Recent developments in relations between the United States and North Korea epitomize a security dilemma, where the defensive preparations argued for by one side are being taken as offensive intentions by the other.
Transforming its strategic security concept from deterrence to defense, The United States has in recent decades pursued a plan to establish a missile defense system against attack by “rogue states.” North Korea demands a nonaggression pact despite U.S. statements that it will not attack the North.
Sept. 11 has further transformed the U.S. concept of strategic security from defense to preemption. Nuclear deterrence obviously was not a concept of any interest in the Sept. 11 attacks; the perpetrators were undeterred and used asymmetric means to their end. When international or transnational actors, whether national leaders or terrorists, are irrational, no deterrence, nuclear or conventional, will work.
The United States practiced nuclear brinkmanship based on the notion of massive retaliation during the first term of the Eisenhower presidency (1953-57). Despite its clear-cut nuclear superiority during the early period of the Cold War, the United States was unable to “back down” the former Soviet Union from its emergence as a nuclear power, let alone to dismantle its subsequent nuclear buildup.
This time the nuclear brinkmanship comes from North Korea.

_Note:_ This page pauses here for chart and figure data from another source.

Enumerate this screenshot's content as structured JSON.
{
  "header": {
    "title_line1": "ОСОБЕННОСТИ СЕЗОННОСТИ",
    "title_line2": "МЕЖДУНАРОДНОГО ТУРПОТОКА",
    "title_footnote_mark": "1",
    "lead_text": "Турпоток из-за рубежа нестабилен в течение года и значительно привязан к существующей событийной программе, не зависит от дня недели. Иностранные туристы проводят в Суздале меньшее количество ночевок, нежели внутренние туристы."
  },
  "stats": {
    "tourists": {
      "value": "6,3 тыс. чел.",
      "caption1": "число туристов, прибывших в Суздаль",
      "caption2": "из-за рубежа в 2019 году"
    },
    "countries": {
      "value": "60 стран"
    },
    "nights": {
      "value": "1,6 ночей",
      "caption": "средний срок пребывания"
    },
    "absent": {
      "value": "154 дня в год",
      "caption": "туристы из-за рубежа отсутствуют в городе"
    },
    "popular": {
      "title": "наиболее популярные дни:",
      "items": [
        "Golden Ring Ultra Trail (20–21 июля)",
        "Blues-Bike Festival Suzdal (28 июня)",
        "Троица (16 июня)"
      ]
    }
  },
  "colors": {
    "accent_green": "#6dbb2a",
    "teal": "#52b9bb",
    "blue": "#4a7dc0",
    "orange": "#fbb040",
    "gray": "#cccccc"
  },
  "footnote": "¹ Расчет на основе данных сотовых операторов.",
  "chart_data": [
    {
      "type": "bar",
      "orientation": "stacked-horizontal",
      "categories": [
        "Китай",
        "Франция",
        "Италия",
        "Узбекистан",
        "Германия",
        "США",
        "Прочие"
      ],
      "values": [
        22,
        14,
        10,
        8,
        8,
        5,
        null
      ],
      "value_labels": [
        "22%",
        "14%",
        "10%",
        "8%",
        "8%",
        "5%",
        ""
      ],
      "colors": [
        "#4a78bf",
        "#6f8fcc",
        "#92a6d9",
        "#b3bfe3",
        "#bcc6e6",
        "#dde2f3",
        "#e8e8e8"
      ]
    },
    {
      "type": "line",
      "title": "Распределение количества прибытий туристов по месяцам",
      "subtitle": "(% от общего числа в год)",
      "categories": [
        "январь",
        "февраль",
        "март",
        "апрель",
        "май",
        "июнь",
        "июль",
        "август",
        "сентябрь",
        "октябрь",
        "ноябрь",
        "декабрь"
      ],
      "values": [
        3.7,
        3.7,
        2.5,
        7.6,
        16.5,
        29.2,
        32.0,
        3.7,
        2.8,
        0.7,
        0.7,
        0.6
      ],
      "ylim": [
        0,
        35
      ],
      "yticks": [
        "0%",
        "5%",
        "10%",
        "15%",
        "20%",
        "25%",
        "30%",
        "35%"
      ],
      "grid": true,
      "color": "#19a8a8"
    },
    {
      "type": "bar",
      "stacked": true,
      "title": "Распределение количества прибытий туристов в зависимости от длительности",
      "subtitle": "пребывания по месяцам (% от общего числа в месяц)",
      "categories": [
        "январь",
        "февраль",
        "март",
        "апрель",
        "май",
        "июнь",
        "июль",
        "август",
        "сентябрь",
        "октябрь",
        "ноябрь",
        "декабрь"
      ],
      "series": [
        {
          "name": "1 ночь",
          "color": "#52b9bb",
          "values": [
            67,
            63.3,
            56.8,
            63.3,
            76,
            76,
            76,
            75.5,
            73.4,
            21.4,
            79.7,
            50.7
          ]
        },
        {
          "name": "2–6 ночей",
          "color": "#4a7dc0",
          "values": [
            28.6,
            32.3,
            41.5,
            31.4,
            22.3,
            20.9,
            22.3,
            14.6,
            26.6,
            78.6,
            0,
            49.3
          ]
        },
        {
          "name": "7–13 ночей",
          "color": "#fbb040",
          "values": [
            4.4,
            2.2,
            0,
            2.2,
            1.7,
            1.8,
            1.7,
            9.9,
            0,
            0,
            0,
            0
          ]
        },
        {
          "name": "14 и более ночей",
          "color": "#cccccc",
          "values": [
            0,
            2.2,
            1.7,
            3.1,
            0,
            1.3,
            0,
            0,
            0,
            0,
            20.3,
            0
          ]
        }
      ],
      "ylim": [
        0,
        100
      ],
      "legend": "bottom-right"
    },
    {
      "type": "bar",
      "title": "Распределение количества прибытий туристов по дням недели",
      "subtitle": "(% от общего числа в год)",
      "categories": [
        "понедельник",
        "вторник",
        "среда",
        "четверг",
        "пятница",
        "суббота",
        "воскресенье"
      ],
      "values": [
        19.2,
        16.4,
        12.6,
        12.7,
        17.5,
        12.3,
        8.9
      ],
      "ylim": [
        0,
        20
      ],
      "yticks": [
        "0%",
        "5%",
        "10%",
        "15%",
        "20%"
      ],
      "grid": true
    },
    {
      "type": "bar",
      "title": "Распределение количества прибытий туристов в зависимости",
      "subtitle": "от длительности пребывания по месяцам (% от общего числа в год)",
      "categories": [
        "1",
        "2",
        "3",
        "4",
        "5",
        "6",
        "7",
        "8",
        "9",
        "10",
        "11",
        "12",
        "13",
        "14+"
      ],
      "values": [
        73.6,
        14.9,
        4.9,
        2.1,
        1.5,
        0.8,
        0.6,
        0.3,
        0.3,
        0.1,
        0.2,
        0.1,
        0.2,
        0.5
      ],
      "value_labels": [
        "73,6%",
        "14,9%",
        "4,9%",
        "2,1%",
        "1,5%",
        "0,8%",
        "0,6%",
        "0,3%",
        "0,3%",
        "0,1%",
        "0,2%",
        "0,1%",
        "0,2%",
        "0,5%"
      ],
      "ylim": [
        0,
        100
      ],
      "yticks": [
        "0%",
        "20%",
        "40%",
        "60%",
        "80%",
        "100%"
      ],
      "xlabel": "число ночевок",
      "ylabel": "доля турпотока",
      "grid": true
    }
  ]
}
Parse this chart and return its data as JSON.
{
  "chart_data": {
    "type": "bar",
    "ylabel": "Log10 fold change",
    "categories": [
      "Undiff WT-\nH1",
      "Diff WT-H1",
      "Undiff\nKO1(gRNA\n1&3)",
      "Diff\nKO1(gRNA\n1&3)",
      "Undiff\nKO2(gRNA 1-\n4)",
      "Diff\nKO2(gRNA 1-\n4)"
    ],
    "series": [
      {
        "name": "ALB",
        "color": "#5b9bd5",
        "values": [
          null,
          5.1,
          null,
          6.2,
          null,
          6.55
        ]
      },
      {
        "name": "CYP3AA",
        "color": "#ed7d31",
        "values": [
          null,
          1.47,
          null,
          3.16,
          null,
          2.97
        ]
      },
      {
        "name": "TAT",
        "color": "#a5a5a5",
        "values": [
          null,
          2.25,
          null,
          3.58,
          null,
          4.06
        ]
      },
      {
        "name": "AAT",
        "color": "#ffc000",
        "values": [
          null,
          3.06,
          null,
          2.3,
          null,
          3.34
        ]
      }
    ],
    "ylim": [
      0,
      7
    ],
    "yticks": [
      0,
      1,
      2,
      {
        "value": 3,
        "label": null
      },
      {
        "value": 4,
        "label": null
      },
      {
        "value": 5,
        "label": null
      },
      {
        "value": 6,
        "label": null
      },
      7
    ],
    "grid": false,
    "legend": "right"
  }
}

Can North Korea more effectively use nuclear brinkmanship to make the United States and its allies blink? Certainly not.
The purpose of the Strategic Defense Initiative was to make nuclear weapons “impotent and obsolete,” and the U.S. missile defense program is the child of that initiative. It is too speculative to look ahead and suggest that nuclear deterrence could work for the United States with North Korea as it did with the Soviet Union ― but what if the United States, as part of its new security strategy, could provide an “extended defense” shield to Japan and Korea based on its missile defense? That extended defense would replace the “extended deterrence” it now provides.

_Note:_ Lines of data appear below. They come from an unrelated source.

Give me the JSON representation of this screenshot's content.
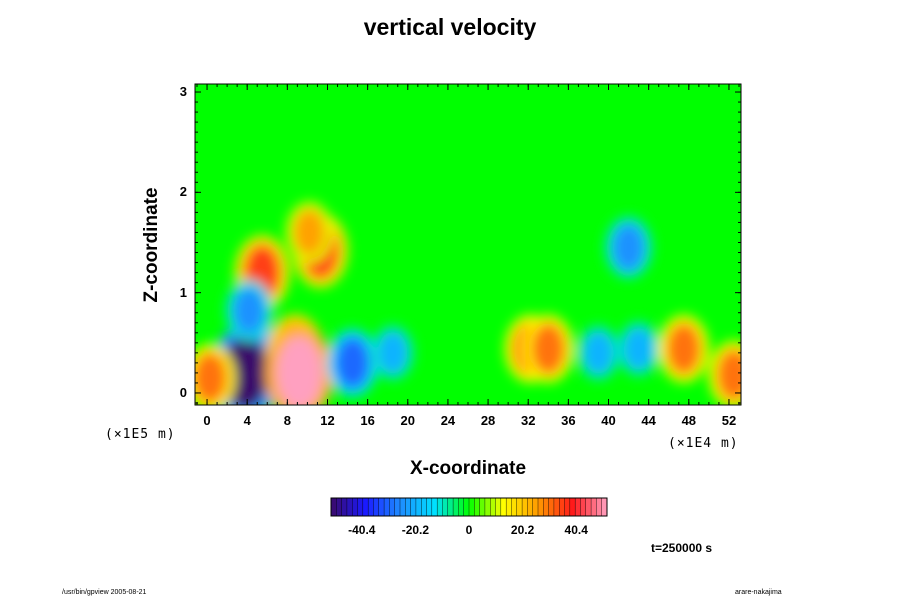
{
  "chart_data": {
    "type": "heatmap",
    "title": "vertical velocity",
    "xlabel": "X-coordinate",
    "ylabel": "Z-coordinate",
    "x_unit": "(×1E4 m)",
    "y_unit": "(×1E5 m)",
    "x_ticks": [
      "0",
      "4",
      "8",
      "12",
      "16",
      "20",
      "24",
      "28",
      "32",
      "36",
      "40",
      "44",
      "48",
      "52"
    ],
    "y_ticks": [
      "0",
      "1",
      "2",
      "3"
    ],
    "xlim": [
      -1.2,
      53.2
    ],
    "ylim": [
      -0.12,
      3.08
    ],
    "colorbar": {
      "ticks": [
        "-40.4",
        "-20.2",
        "0",
        "20.2",
        "40.4"
      ],
      "range": [
        -52,
        52
      ],
      "colors": [
        "#3a0a6a",
        "#1a1aff",
        "#1e8cff",
        "#00e0ff",
        "#00ff00",
        "#ffff00",
        "#ff9a00",
        "#ff1a1a",
        "#ffa0c0"
      ]
    },
    "background_value": 0,
    "features": [
      {
        "x": 4.5,
        "z": 0.34,
        "value": -40
      },
      {
        "x": 3.8,
        "z": 0.2,
        "value": -52
      },
      {
        "x": 8.8,
        "z": 0.38,
        "value": 40
      },
      {
        "x": 9.2,
        "z": 0.2,
        "value": 52
      },
      {
        "x": 14.5,
        "z": 0.3,
        "value": -30
      },
      {
        "x": 18.5,
        "z": 0.4,
        "value": -20
      },
      {
        "x": 32.2,
        "z": 0.44,
        "value": 30
      },
      {
        "x": 34,
        "z": 0.44,
        "value": 30
      },
      {
        "x": 39,
        "z": 0.4,
        "value": -20
      },
      {
        "x": 43,
        "z": 0.44,
        "value": -20
      },
      {
        "x": 47.5,
        "z": 0.44,
        "value": 30
      },
      {
        "x": 0.3,
        "z": 0.15,
        "value": 30
      },
      {
        "x": 52.5,
        "z": 0.18,
        "value": 30
      },
      {
        "x": 5.5,
        "z": 1.2,
        "value": 35
      },
      {
        "x": 11.3,
        "z": 1.42,
        "value": 35
      },
      {
        "x": 10.2,
        "z": 1.6,
        "value": 25
      },
      {
        "x": 42,
        "z": 1.45,
        "value": -25
      },
      {
        "x": 4.2,
        "z": 0.82,
        "value": -25
      }
    ],
    "timestamp": "t=250000 s"
  },
  "footer": {
    "left": "/usr/bin/gpview 2005-08-21",
    "right": "arare-nakajima"
  }
}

The May 2002 nuclear treaty between the United States and Russia, which calls for a nuclear drawdown, vindicates the idea that there is a “product life cycle” of nuclear arms in world politics. As the former and remaining superpower draw back from a nuclear arms race, “developing” nuclear powers, including North Korea, try to step in. But they should take some lessons from the remaining superpower.
The unipolar power structure of the international system, with that one pole being U.S. military strength, is a fact of life in the otherwise multipolar international system. Whether we like it or not, the new strategic thinking and measures developed in the United States have widespread ramifications on global security, and both North and South Korea are affected.

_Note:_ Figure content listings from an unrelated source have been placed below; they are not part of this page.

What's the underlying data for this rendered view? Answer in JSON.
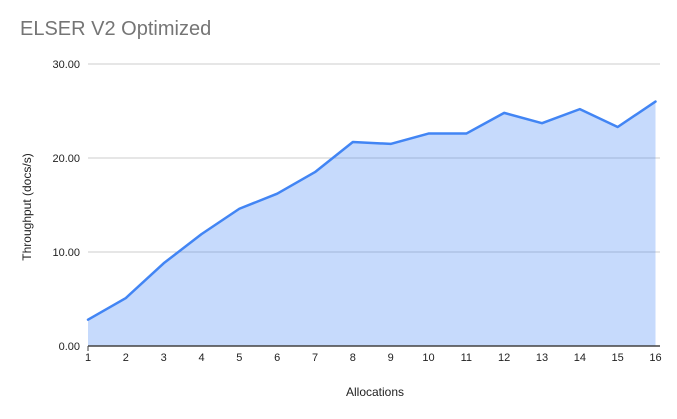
{
  "chart_data": {
    "type": "area",
    "title": "ELSER V2 Optimized",
    "xlabel": "Allocations",
    "ylabel": "Throughput (docs/s)",
    "categories": [
      1,
      2,
      3,
      4,
      5,
      6,
      7,
      8,
      9,
      10,
      11,
      12,
      13,
      14,
      15,
      16
    ],
    "series": [
      {
        "name": "ELSER V2 Optimized",
        "values": [
          2.8,
          5.1,
          8.8,
          11.9,
          14.6,
          16.2,
          18.5,
          21.7,
          21.5,
          22.6,
          22.6,
          24.8,
          23.7,
          25.2,
          23.3,
          26.0
        ]
      }
    ],
    "ylim": [
      0,
      30
    ],
    "ytick_values": [
      0,
      10,
      20,
      30
    ],
    "ytick_labels": [
      "0.00",
      "10.00",
      "20.00",
      "30.00"
    ],
    "xtick_labels": [
      "1",
      "2",
      "3",
      "4",
      "5",
      "6",
      "7",
      "8",
      "9",
      "10",
      "11",
      "12",
      "13",
      "14",
      "15",
      "16"
    ],
    "grid": true,
    "legend_position": "none",
    "colors": {
      "line": "#4285f4",
      "fill": "#4285f4",
      "fill_opacity": 0.3,
      "gridline": "#cccccc",
      "axis_line": "#424242",
      "tick_label": "#222222",
      "axis_title": "#222222",
      "title": "#757575"
    }
  }
}
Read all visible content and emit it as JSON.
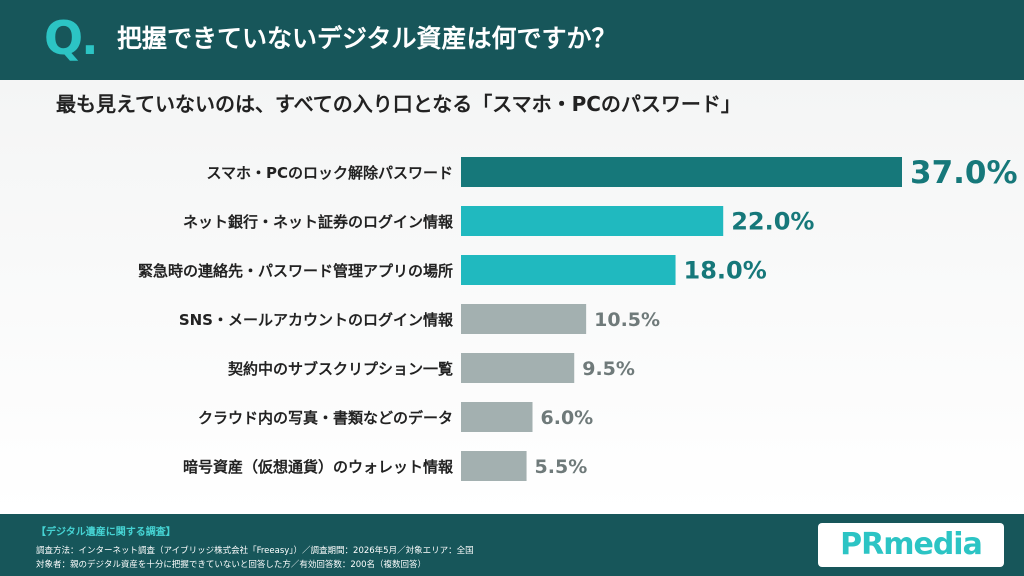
{
  "header": {
    "q_mark": "Q",
    "q_dot": ".",
    "title": "把握できていないデジタル資産は何ですか？"
  },
  "subtitle": "最も見えていないのは、すべての入り口となる「スマホ・PCのパスワード」",
  "colors": {
    "header_bg": "#17565a",
    "accent": "#2cc4c4",
    "top_bar": "#16787a",
    "highlight_bar": "#20b9bf",
    "gray_bar": "#a3b0b0",
    "top_label": "#16787a",
    "gray_label": "#6f7a7a"
  },
  "chart_data": {
    "type": "bar",
    "orientation": "horizontal",
    "unit": "%",
    "categories": [
      "スマホ・PCのロック解除パスワード",
      "ネット銀行・ネット証券のログイン情報",
      "緊急時の連絡先・パスワード管理アプリの場所",
      "SNS・メールアカウントのログイン情報",
      "契約中のサブスクリプション一覧",
      "クラウド内の写真・書類などのデータ",
      "暗号資産（仮想通貨）のウォレット情報"
    ],
    "values": [
      37.0,
      22.0,
      18.0,
      10.5,
      9.5,
      6.0,
      5.5
    ],
    "value_labels": [
      "37.0%",
      "22.0%",
      "18.0%",
      "10.5%",
      "9.5%",
      "6.0%",
      "5.5%"
    ],
    "bar_colors": [
      "#16787a",
      "#20b9bf",
      "#20b9bf",
      "#a3b0b0",
      "#a3b0b0",
      "#a3b0b0",
      "#a3b0b0"
    ],
    "xlim": [
      0,
      37.0
    ],
    "grid": false,
    "legend": "none"
  },
  "footer": {
    "heading": "【デジタル遺産に関する調査】",
    "line1": "調査方法：インターネット調査（アイブリッジ株式会社「Freeasy」）／調査期間：2026年5月／対象エリア：全国",
    "line2": "対象者：親のデジタル資産を十分に把握できていないと回答した方／有効回答数：200名（複数回答）",
    "logo": "PRmedia"
  }
}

The security of South Korea under the new administration of President Roh Moo-hyun should be compatible with constantly changing strategic security thinking that flows from the concept of one dominant military power in a multipolar world.
South Korea has recently shown the world such new political developments as an attempt to rebalance its alliance with the United States, diplomatic persuasion based on special envoys, emotional nationalism and forced pro- or anti-Americanism choices and a “mediator” or “spectator” role in any conflict between the United States and North Korea.
These developments, however, should not be construed as mechanisms for the security of South Korea. Unless they are based on the reality of new strategic thinking and the dominance of the U.S. in the military sphere, those diplomatic efforts and domestic political pursuits will be woefully weak in ensuring the security of South Korea.

* The writer is a professor of international relations at Troy State University Florida and Western Region.